Théophile. Pour rendre la ressemblance plus grande il faudrait supposer que dans la chambre obscure il y eût une toile pour recevoir les espèces, qui ne fût pas unie, mais diversifiée par des plis, représentant les connaissances innées ; que de plus cette toile ou membrane, étant tendue, eût une manière de ressort ou force d’agir, et même une action ou réaction accommodée tant aux plis passés qu’aux nouveaux venus des impressions des espèces. Et cette action consisterait en certaines vibrations ou oscillations, telles qu’on voit dans une corde tendue quand on la touche, de sorte qu’elle rendrait une manière de son musical. Car non seulement nous recevons des images ou traces dans le cerveau, mais nous en formons encore de nouvelles, quand nous envisageons des idées complexes. Ainsi il faut que la toile qui représente notre cerveau soit active et élastique. Cette comparaison expliquerait tolérablement ce qui se passe dans le cerveau ; mais quant à l’âme, qui est une substance simple ou monade, elle représente sans étendue ces mêmes variétés des masses étendues et en a la perception.

§ 3. Philalèthe. Or les idées complexes sont ou des modes ou des substances ou des relations.

Théophile. Cette division des objets de nos pensées en substances, modes et relations est assez à mon gré. Je crois que les qualités ne sont que des modifications des substances et l’entendement y ajoute les relations. Il s’ensuit plus qu’on ne pense.

Philalèthe. Les modes sont ou simples (comme une douzaine, une vingtaine, qui sont faits des idées simples d’une même espèce, c’est-à-dire des unités) ou mixtes (comme la beauté), où il entre des idées simples de différentes espèces.

Théophile. Peut-être que douzaine ou vingtaine ne sont que des relations et ne sont constituées que par le rapport à l’entendement. Les unités sont à part et l’entendement les prend ensemble, quelque dispersées qu’elles soient. Cependant quoique les relations soient de l’entendement, elles ne sont pas sans fondement et réalité. Car le premier entendement est l’origine des choses ; et même la réalité de toutes choses, excepté les substances simples, ne consiste que dans le fondement des perceptions ou des phénomènes des substances simples. Il en est souvent de même à l’égard des modes mixtes, c’est-à-dire qu’il faudrait les renvoyer plutôt aux relations.

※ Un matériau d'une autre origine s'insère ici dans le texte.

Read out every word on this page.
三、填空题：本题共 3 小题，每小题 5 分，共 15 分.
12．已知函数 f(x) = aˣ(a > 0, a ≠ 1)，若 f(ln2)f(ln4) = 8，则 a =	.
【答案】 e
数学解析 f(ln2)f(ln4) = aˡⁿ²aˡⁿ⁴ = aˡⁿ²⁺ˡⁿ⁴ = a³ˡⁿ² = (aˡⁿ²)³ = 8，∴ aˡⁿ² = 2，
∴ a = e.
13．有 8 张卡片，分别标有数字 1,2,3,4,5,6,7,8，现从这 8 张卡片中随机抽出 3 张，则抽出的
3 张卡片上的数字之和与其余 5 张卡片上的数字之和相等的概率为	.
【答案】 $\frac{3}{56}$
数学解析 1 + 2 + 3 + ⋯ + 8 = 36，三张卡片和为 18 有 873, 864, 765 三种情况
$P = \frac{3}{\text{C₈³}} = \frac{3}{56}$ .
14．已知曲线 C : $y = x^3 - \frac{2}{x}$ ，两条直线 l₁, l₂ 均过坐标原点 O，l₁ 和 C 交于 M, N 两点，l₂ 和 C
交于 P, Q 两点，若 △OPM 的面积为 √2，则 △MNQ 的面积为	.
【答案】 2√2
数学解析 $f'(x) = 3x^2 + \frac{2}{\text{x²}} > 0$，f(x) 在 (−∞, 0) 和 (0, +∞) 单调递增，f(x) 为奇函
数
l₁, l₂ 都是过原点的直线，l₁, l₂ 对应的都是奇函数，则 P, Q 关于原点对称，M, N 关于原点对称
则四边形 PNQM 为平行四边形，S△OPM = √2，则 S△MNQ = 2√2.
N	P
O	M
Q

§ 6. Philalèthe. Les idées des substances sont certaines combinaisons d’idées simples qu’on suppose représenter des choses particulières et distinctes qui subsistent par elles-mêmes, parmi lesquelles idées on considère toujours la notion obscure de substance comme la première et la principale, qu’on suppose sans la connaître, quelle qu’elle soit en elle-même.

Théophile. L’idée de la substance n’est pas si obscure qu’on pense. On en peut connaître ce qui se doit, et ce qui se connaît en autres choses ; et même la connaissance des concrets est toujours antérieure à celle des abstraits ; on connaît plus le chaud que la chaleur.

§ 7. Philalèthe. À l’égard des substances il y a aussi deux sortes d’idées. L’une des substances singulières, comme celle d’un homme ou d’une brebis, l’autre de plusieurs substances jointes ensemble, comme d’une armée d’hommes et d’un troupeau de brebis ; et ces collections forment aussi une seule idée.

Théophile. Cette unité de l’idée des agrégés est très véritable, mais dans le fond il faut avouer que cette unité de collections n’est qu’un rapport ou une relation dont le fondement est dans ce qui se trouve en chacune des substances singulières à part. Ainsi ces êtres par agrégation n’ont point d’autre unité achevée que la mentale ; et par conséquent leur entité aussi est en quelque façon mentale ou de phénomène, comme celle de l’arc-en-ciel.